Indie-pop artist Emmrose shares a new single “Ballad for the Boy Next Door” today. A dreamy track begins with soft tones, slowly building into an emotive yet confident melody, reflecting on the challenge to reveal feelings for a crush. A romantic at heart, her lyrics and melodies continue to connect on love, loss, and happiness. The single premiered on Clout, who described the release as an “exquisite rendition on heartache.”
“‘Ballad for the Boy Next Door’ was inspired by the fear of rejection, and how it takes a lot of courage to tell someone you like about how you feel,” shared Emmrose. “I went back to a time in my life when I always wanted a clear sign before I would tell a crush I liked them, I would honestly want some crazy magical thing to happen so I knew I wasn’t making a major mistake. The optimist in me said go for it, and the pessimist said that the other person would never feel the same way. The song ends realizing that you should just go for it, and if it doesn’t work out, cry and move on. I think it’s really important to be honest with the people you like.”

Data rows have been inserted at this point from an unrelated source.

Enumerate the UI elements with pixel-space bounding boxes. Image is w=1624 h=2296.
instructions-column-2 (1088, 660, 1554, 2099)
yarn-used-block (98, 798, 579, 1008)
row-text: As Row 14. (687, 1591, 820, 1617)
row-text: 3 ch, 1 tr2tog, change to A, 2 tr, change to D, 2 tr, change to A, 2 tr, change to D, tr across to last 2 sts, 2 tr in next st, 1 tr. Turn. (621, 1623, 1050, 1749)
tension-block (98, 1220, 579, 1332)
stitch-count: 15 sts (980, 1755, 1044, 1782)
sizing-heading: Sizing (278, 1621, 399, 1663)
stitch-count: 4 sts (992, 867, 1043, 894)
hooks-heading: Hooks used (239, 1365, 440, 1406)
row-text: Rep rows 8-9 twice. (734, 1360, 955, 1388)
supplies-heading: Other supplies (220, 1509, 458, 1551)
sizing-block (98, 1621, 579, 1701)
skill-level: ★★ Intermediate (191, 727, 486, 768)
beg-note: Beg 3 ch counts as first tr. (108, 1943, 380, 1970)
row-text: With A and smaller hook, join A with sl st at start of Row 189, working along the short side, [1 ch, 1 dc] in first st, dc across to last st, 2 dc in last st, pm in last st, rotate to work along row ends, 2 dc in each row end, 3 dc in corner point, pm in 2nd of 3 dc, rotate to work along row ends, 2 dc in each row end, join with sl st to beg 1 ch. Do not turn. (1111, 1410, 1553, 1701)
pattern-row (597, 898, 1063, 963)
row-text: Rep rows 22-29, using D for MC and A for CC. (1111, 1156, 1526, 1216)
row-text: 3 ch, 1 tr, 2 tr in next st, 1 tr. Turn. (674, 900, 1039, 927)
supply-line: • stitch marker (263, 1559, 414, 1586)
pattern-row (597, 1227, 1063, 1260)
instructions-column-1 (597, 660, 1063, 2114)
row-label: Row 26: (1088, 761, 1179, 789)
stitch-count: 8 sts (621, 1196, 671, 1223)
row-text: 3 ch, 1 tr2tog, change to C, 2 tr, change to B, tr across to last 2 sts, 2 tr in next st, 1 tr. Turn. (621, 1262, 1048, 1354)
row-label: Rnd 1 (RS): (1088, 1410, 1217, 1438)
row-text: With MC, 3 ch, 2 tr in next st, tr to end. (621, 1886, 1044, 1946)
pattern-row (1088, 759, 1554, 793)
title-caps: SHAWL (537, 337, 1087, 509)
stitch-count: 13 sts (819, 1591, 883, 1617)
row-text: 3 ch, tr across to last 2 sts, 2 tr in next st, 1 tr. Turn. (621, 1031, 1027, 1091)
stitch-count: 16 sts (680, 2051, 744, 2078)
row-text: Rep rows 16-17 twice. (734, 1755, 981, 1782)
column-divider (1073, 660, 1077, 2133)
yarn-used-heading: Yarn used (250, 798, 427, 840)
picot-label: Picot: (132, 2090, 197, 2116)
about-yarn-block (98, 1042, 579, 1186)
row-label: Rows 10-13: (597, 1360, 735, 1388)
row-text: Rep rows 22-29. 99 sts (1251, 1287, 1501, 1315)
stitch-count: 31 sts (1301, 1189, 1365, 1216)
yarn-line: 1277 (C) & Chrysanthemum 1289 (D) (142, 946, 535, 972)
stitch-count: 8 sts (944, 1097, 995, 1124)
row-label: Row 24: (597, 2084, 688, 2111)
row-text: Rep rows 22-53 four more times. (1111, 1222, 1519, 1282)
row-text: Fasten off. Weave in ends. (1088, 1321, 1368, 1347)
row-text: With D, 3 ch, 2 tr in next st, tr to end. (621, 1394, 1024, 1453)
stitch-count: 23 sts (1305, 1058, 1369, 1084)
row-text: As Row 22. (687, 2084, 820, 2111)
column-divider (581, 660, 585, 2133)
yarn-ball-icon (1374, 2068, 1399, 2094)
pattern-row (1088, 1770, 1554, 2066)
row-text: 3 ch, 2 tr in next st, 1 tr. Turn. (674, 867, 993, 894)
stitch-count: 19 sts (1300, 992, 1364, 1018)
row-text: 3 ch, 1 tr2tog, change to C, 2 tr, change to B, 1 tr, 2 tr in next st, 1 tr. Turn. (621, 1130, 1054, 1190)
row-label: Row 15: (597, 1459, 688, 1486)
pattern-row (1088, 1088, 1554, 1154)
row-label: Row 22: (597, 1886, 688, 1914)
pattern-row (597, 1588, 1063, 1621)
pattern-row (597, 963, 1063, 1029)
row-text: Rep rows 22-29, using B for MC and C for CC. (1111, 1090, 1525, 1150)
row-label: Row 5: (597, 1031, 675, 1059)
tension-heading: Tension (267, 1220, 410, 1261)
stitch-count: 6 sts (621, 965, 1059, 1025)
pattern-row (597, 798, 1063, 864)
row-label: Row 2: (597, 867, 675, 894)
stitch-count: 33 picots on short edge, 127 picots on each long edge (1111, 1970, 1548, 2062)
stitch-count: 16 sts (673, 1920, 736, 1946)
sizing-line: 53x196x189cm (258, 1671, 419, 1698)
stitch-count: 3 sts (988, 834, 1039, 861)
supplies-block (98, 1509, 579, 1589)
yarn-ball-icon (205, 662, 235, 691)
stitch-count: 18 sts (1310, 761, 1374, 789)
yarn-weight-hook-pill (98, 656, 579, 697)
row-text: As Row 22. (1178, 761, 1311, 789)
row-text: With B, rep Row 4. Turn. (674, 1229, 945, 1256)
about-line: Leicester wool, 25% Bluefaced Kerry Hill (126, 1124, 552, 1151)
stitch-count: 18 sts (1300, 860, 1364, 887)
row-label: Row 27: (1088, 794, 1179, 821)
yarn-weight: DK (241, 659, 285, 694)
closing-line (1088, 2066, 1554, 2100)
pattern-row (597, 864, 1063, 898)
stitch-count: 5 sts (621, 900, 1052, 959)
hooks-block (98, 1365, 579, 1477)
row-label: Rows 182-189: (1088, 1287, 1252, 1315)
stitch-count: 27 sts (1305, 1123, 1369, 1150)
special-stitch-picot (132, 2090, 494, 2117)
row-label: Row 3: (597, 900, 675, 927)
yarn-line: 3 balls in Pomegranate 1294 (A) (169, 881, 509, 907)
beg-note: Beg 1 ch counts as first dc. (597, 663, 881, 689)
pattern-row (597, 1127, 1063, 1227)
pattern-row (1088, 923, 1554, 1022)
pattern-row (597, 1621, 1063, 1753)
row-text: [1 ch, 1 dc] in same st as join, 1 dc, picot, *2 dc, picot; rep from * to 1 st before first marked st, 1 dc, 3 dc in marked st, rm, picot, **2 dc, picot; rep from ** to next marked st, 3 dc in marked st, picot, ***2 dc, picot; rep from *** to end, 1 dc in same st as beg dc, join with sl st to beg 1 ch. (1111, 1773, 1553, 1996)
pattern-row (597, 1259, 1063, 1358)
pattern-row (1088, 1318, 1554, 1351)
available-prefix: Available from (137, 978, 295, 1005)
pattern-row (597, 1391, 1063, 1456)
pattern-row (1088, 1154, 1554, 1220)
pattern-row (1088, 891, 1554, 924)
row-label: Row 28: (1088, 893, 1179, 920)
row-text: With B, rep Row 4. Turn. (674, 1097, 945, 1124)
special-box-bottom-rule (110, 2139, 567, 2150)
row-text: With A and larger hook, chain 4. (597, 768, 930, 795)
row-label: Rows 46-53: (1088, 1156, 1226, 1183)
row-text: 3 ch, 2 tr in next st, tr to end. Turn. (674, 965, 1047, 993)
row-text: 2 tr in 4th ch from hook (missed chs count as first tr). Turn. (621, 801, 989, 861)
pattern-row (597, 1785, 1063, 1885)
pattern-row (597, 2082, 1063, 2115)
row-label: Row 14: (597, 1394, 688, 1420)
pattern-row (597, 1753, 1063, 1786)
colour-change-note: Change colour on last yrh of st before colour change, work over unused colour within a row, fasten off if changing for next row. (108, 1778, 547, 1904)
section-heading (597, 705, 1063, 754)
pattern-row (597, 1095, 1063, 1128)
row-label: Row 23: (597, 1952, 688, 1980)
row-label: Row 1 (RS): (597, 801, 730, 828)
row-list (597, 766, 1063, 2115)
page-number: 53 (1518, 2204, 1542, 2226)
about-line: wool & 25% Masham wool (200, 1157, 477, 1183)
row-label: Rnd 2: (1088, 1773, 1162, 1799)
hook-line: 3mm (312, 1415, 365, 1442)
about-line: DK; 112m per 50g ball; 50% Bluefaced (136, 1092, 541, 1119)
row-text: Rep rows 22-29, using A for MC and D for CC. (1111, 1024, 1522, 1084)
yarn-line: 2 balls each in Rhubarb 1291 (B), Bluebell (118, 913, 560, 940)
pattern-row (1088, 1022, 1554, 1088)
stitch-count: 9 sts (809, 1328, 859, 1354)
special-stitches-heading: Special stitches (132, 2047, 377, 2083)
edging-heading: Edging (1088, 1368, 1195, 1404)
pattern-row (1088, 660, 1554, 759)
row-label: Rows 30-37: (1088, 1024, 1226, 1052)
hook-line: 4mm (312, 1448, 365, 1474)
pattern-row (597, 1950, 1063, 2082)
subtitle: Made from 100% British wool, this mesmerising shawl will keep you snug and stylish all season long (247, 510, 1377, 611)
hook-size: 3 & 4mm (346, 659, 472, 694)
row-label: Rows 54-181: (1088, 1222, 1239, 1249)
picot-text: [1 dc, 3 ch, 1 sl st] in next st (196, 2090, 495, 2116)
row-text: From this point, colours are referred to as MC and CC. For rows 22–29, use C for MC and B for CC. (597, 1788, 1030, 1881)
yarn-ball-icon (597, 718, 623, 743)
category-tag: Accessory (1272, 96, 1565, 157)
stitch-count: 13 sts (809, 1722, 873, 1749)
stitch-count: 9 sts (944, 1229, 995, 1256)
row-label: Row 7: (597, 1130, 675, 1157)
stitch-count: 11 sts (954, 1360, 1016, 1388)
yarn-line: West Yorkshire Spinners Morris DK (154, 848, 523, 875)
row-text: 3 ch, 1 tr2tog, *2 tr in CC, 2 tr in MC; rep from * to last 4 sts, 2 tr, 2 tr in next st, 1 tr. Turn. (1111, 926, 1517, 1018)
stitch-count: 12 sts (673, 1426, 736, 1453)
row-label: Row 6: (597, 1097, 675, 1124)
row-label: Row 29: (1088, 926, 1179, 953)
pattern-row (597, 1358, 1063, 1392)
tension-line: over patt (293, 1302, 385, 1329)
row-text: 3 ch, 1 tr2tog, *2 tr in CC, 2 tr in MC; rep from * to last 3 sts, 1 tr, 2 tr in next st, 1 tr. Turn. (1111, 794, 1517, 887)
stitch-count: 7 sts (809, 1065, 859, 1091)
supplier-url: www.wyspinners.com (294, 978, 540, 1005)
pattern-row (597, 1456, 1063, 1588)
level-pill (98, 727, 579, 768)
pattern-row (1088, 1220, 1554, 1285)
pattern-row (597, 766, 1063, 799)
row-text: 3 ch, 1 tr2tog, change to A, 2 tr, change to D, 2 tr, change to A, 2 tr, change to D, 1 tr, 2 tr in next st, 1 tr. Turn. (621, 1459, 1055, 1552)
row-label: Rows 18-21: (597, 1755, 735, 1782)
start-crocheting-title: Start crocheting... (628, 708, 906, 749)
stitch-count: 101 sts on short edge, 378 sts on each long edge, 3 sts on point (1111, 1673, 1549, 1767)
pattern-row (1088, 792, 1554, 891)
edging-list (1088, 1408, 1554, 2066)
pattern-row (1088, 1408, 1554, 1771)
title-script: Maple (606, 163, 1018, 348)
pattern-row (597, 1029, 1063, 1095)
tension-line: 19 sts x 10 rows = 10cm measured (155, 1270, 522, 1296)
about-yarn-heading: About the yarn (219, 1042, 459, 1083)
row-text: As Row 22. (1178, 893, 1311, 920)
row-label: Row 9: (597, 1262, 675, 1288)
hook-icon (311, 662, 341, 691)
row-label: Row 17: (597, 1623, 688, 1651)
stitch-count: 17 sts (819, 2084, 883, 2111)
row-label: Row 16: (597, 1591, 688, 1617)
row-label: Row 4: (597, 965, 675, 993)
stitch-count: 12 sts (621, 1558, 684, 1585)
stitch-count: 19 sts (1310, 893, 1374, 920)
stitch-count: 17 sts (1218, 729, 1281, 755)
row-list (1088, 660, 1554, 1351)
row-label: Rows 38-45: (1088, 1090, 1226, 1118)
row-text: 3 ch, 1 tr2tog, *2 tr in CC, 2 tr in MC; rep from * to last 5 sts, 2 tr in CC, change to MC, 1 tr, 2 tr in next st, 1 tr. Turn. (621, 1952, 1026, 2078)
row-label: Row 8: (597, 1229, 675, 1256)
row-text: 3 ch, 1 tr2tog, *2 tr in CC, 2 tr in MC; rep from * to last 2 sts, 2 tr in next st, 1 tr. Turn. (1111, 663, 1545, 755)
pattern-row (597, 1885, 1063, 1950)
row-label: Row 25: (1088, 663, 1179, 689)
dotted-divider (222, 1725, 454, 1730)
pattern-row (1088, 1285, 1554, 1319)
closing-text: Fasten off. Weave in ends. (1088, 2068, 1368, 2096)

Seven months after the release of her debut EP Hopeless Romantics, Emmrose continues to showcase her vibrant talent. Much of her music comes as a reflective narrative, embracing the universal pursuit of love, acceptance, and happiness. She released “The Grass Was Greener” over the summer, a richly nostalgic love story of days past, with moving delivery. Her debut music video for the single was released last month on Youtube. “Ballad for the Boy Next Door” comes as an appropriate foil, continuing to surprise yet delight listeners as she continues to build her sound.
Producer/engineer Michael Abiuso (Behind the Curtains Media) shared on the return to in-studio recording, after months of remote sessions with Emmrose due to COVID restrictions. “This was the first time back in the studio with Emmrose in-person. In addition to feeling excited, I also felt kind of fragile and very sponge-like to all energies that filled the room including her vocal takes; so much so that I think we ended up keeping a bunch of performances and blended them all together. There are seven vocals in unison on the chorus. Similarly, I wanted to capture all of these raw organic elements as they were happening, so if you listen closely, there are a good amount of what I considered “pleasant flaws” – a lot of dry instruments, basically no processing on the drums, no tuning. Although a lot of nontraditional production methods, I’m really hoping they resonate with listeners as much as Emmrose’s lyrics, voice, and compositions.”